対象の状況を客観的に理解する脳のDLPFC(背外側前頭前野)と云う領域が完成するのは、30歳くらいだそうです。脳のOFC(眼窩前頭皮質)と云う共感の領域も、やはり完成するのは30歳頃です。状況を把握できて、他人に対する思いやり、気配りができるようになる、孔子は、三十にして立つと言いましたが、そういう段階に到達して、はじめて而立することができると云う風な言い方もできそうです。
中野さんは、不倫に関しても、割とぶっちゃけな、身もふたもないことを、仰っています。不倫をするのは、AVP(バソプレッシン)と云う不倫遺伝子があるからで、DNAレベルで云うと、たった一文字違うだけだそうです。
種の保存と云う観点に立つと、子供は沢山生まれた方が、種にとっては有利です。ですから、種の保存の原理に基づいて、男たちは不倫をすると云う考えもなりたちます。それが、種の本来のあり方だったからこそ、モーセは、十戒の中で「汝、姦淫するなかれ」と、大きく枠を嵌(は)めたんです。そういった、人間としてまさにあるべき倫理的な枠を嵌めることは、宗教の大きな役割だと言えます。

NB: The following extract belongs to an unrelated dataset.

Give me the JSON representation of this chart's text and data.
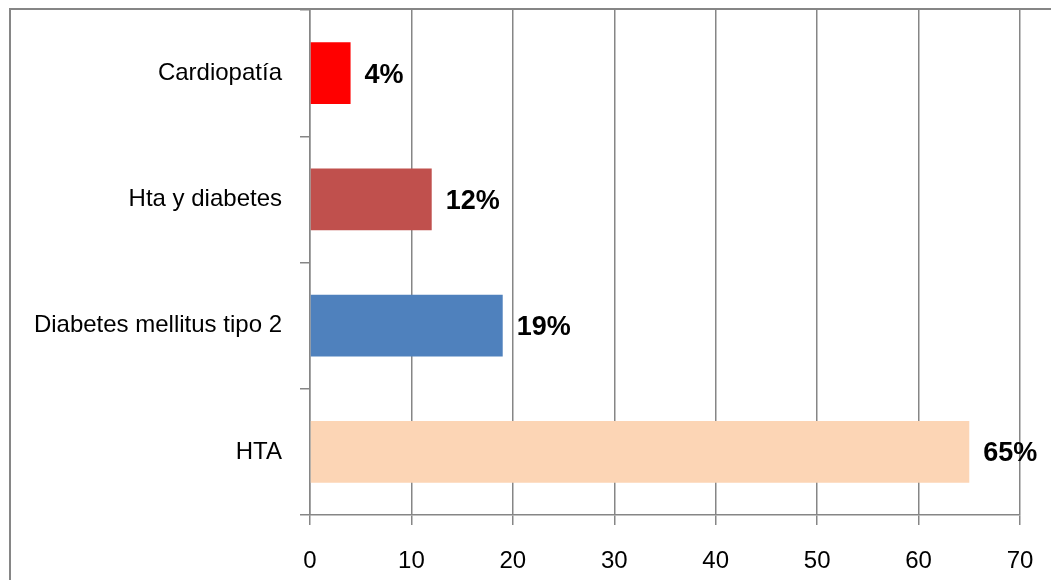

中野さんは、「語らいが深くなると、スキューバーに似た心地良さがあります」と語っています。これは、なかなか、意味深な、深い発言です。私は、愛娘のK子と一緒にいる時は、まったくストレスを感じません。自分一人でいる時と、同じように過ごせます。娘が小学生の時、週三回、ソロバン塾の迎えに行きました。自宅まで、20分くらい、歩いて帰ります。お互い、何か喋りたいことがあれば、喋ります。月が出ていたら、どっちかが、「月がきれいだね」と言います。「そうだね」と返します。その後が沈黙でも、気まずくはならないんです。自分一人でいる時と、同じ状況です。娘が、いきなり学校であったことを喋ったりします。「ふーん、良かったね」と、私は相槌を打ちます。お互い、喋っても、喋らなくても、naturalで、気まずさのかけらもない人間関係は、二人で森を歩いていたり、海の底に潜っていたりするのと、ちょっと似てるかもと、中野さんの発言を聞いて、思ってしまいました。
もっとも、私は、素潜りはやったことがありますが、スキューバーは未経験です。素潜りは、呼吸の苦しさとの闘いです。スキューバーの方が、断然、楽しそうです。30代の前半、スキューバー系のウィンドブレーカーを好んで着ていたんですが、あの頃、やってやおけば良かったと、a little、思ったりはします。